Why is priority poker so useful?

Here are just a few reasons why you should be thinking about using priority poker to help turn that random collection of stuff into a nice prioritised list:

  • Priority poker is a really quick, simple and dare I say it even fun way to get a bunch of items prioritised.
  • Priority poker is a really good way to include lots of people in the prioritisation process. As soon as you tell people that you will all be playing poker they will be chomping at the bit to be involved.
  • Priority poker helps to facilitate the prioritisation process. It highlights where there are differences in opinion and helps to explore ‘why’ a priority makes sense for an item, not just ‘what’ it is.
  • Priority poker is very flexible. You can change the different levels of priority and play around with how you calculate a final priority to your heart’s desire.

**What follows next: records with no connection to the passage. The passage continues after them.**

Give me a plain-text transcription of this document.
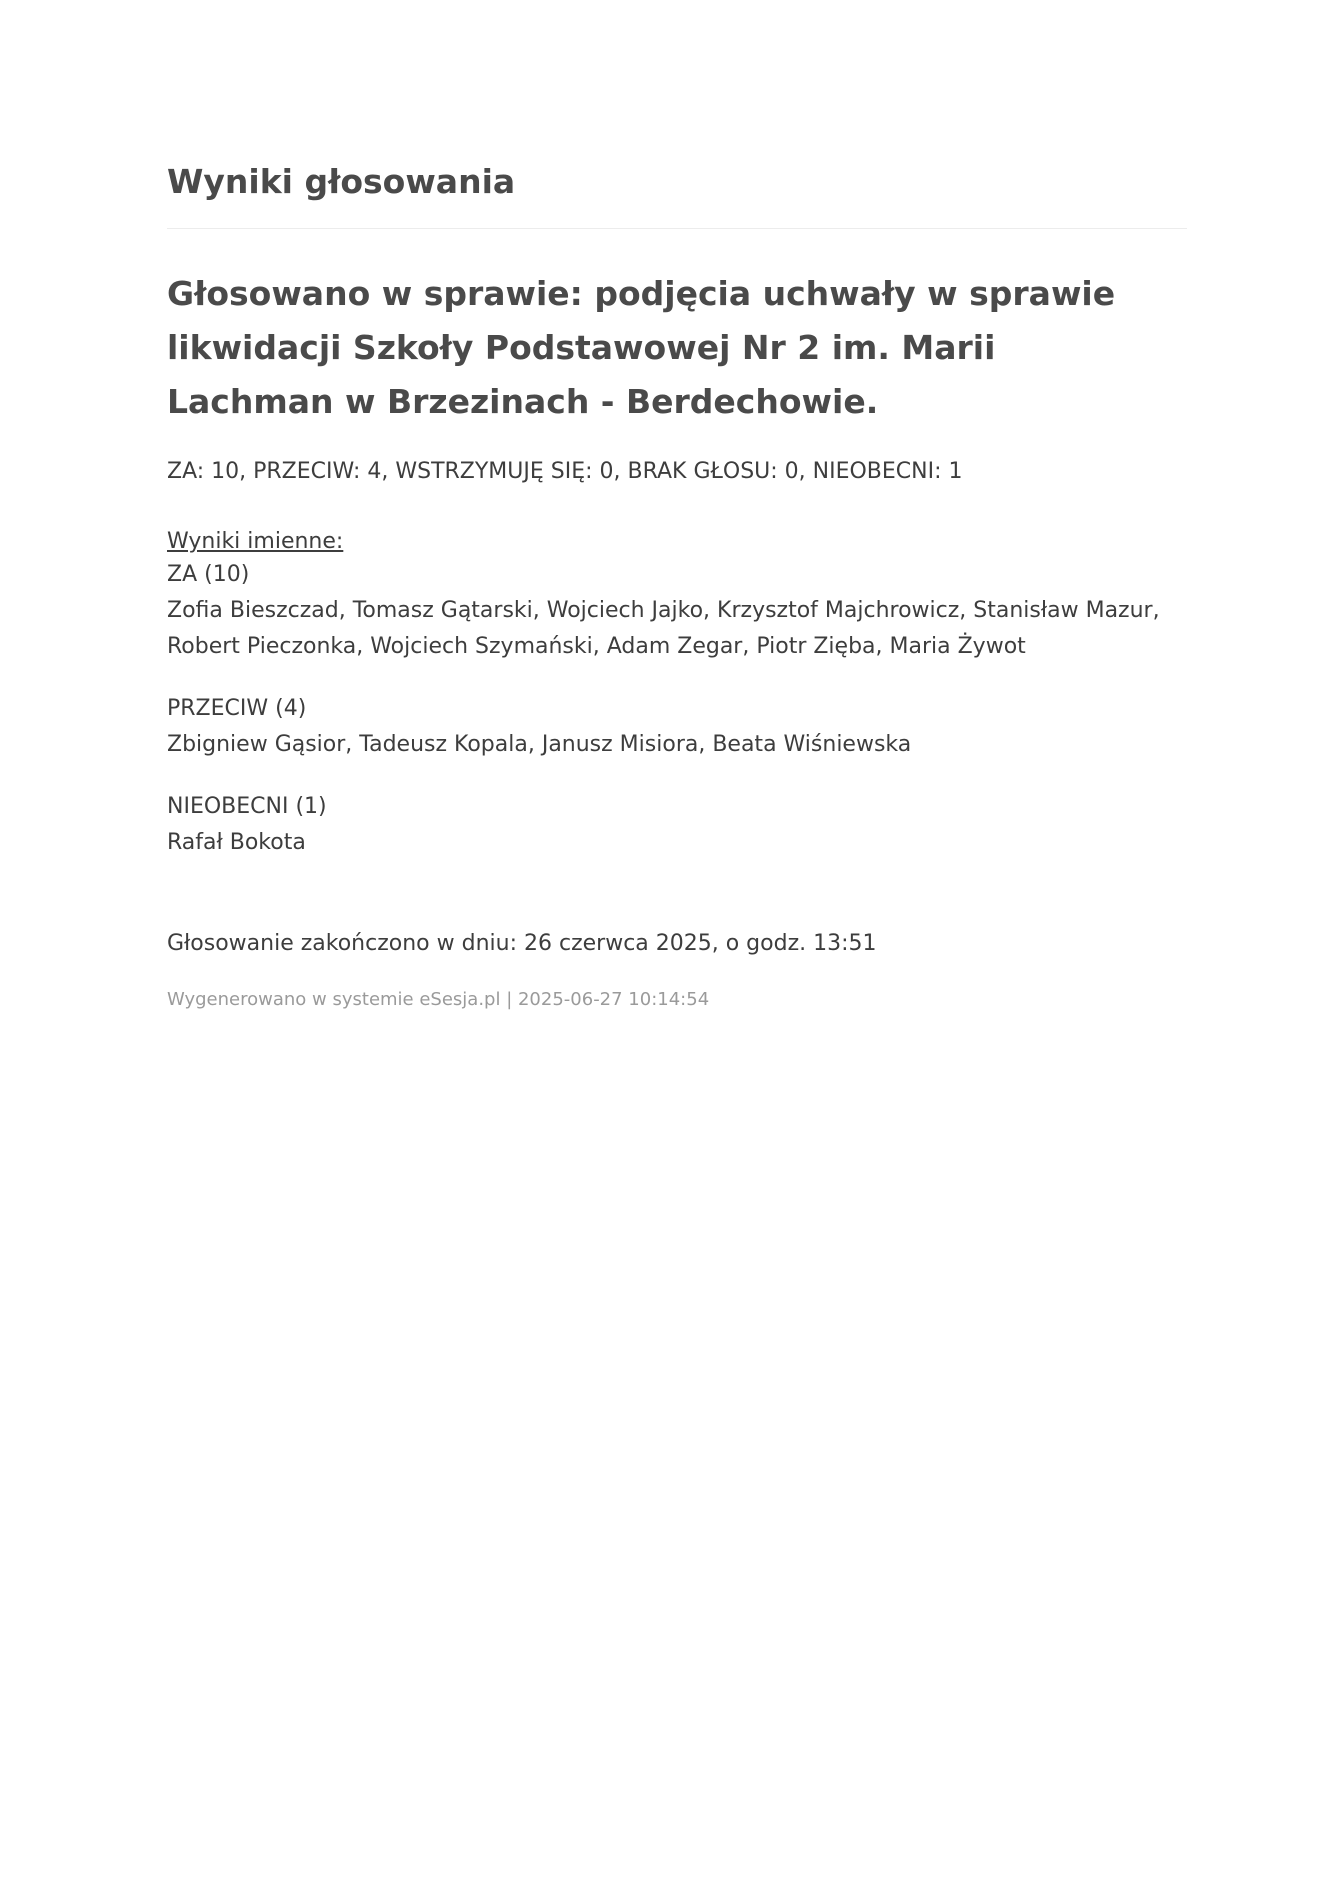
Wyniki głosowania
Głosowano w sprawie: podjęcia uchwały w sprawie likwidacji Szkoły Podstawowej Nr 2 im. Marii Lachman w Brzezinach - Berdechowie.
ZA: 10, PRZECIW: 4, WSTRZYMUJĘ SIĘ: 0, BRAK GŁOSU: 0, NIEOBECNI: 1
Wyniki imienne:
ZA (10)
Zofia Bieszczad, Tomasz Gątarski, Wojciech Jajko, Krzysztof Majchrowicz, Stanisław Mazur, Robert Pieczonka, Wojciech Szymański, Adam Zegar, Piotr Zięba, Maria Żywot
PRZECIW (4)
Zbigniew Gąsior, Tadeusz Kopala, Janusz Misiora, Beata Wiśniewska
NIEOBECNI (1)
Rafał Bokota
Głosowanie zakończono w dniu: 26 czerwca 2025, o godz. 13:51
Wygenerowano w systemie eSesja.pl | 2025-06-27 10:14:54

When can you use priority poker?

Priority poker is incredibly useful throughout a project as there are many times when items need to be prioritised. The main instances when I’ve previously used priority poker for projects include:

  • During requirements gathering and analysis to prioritise goals and objects; functional and non-functional requirements; and to prioritise features.
  • During design to prioritise personas, scenarios and user journeys.
  • Following usability testing and expert reviews to priorities usability issues and recommended changes.
  • During testing to prioritise bugs, defects and fixes.
  • Within Agile projects to prioritise user stories and the product backlog.